Having identified ‘that for many of them imprisonment is a costly and fruitless policy of despair’, the report sought to identify potential alternatives. These included establishing ‘treatment centres’ to which drunks could be diverted; increased use of Probation supervision, Community Service Orders (these were a recent introduction) and more effective methods of enforcing payment from debtors. 

The underlying assumption that alternatives to prison would reduce imprisonment has sadly (as Stan Cohen was to point out in his essay, The Punitive City, published that year) proved an illusion, with alternatives, in practice, resulting in net-widening, and ‘community punishments’ being utilised against those who would have previously have been fined. As we have seen far more people (and for far longer) are being imprisoned for breaching these community sentences, than were incarcerated for non-payment of fines. 

Ultimate failure

By approaching the apparent problem of growing prison populations as a system malfunction – that for technical reasons ‘there are types of imprisoned offenders who should not be in prison at all’ – the research suggested some obvious reforms. These included Magistrates using probation and medical reports more, the probation service working with other agencies to develop ‘packages’ that magistrates could use as alternatives, increase use of community service orders, better legal representation, the development of a network of detoxification centres, the decriminalisation of simple drunkenness, and changes to the enforcement of fines.  

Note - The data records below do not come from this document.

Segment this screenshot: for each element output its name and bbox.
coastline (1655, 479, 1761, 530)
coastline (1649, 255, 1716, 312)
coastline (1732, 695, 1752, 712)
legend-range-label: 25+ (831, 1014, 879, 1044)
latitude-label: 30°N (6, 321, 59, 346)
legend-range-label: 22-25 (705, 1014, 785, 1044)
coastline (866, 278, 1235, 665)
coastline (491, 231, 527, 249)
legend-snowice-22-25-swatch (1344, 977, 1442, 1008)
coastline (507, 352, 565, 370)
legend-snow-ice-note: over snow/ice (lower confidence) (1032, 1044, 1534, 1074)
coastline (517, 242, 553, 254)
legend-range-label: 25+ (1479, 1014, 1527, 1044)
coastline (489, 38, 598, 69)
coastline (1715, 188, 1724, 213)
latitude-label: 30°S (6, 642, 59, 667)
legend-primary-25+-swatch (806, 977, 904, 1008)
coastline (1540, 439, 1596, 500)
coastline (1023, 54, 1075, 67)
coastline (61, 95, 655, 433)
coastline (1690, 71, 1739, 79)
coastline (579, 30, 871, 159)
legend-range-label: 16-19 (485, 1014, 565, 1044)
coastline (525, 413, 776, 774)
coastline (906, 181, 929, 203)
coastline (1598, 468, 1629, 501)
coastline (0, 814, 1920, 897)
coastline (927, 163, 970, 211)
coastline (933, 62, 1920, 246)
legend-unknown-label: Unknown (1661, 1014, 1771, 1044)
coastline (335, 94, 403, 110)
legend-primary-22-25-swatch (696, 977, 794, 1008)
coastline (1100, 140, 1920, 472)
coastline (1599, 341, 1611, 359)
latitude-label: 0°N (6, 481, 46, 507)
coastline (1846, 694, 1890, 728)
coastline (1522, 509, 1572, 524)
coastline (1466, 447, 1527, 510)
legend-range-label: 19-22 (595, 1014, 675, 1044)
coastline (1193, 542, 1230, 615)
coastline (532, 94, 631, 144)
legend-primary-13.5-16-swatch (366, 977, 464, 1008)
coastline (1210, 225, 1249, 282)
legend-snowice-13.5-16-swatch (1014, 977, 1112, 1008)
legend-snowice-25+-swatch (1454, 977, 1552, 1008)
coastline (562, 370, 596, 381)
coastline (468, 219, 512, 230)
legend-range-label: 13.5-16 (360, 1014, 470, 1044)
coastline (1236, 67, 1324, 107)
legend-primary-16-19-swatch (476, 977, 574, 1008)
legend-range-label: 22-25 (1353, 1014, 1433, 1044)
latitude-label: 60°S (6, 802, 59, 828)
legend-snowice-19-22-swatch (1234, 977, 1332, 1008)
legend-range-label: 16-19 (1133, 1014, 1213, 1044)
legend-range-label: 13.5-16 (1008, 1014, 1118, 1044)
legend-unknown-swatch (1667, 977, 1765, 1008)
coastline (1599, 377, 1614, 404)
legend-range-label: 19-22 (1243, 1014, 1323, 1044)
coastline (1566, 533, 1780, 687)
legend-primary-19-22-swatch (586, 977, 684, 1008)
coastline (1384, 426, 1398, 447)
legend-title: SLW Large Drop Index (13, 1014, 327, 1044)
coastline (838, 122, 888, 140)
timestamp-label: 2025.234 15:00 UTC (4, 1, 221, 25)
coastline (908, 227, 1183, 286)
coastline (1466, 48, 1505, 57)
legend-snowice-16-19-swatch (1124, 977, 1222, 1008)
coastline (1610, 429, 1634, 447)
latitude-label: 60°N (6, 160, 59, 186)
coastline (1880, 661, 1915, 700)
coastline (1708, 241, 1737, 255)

Some of these proposals have been adopted. Today, if a court fines you, you actually can’t pay on the spot even if you want to, and although non-payment of fines can result in imprisonment, no-one will be imprisoned immediately. The use of community sentences has grown dramatically. However, these have tended to be used for people who were previously fined. These community sentences have, since 1991, become significantly more punitive and a failure to comply with their requirement regularly results in people being imprisoned. It is striking that the very people most likely to be imprisoned for non-payment of a fine in 1979 are the very same people as those imprisoned for breaching a community sanction in 2021.

The aspirations of the research project were undoubtably laudable. Nevertheless, like so many reform initiatives they not only failed, but also legitimised the mechanisms which facilitated penal expansion. I have written elsewhere that rather than seeing prison as a failure we need to recognise that it is successful in it is in maintaining an unjust social order. In the same year Making Them Pay was published the former Chief Executive of the Howard League, Hugh Klare in a review of Mick Ryan’s ‘carefully researched study of the Howard League’ (The Acceptable Pressure Group) conceded ‘caused me pain to read’, because ‘I saw again how large a part of my life’s work had failed. My most cherished dreams came to nothing. What is more, I had to recognise that what I had most ardently desired was based largely on a (hopeful) illusion – a sad but common experience.’ 

So over four decades after Making Them Pay was published we find, that despite various reforms, courts are still sending the same types of people to prisons, only in far greater numbers. Equally depressing is that despite their failures penal reformers still peddle the same myths about the potential of reform.  But it not the reformers who pay for their failure.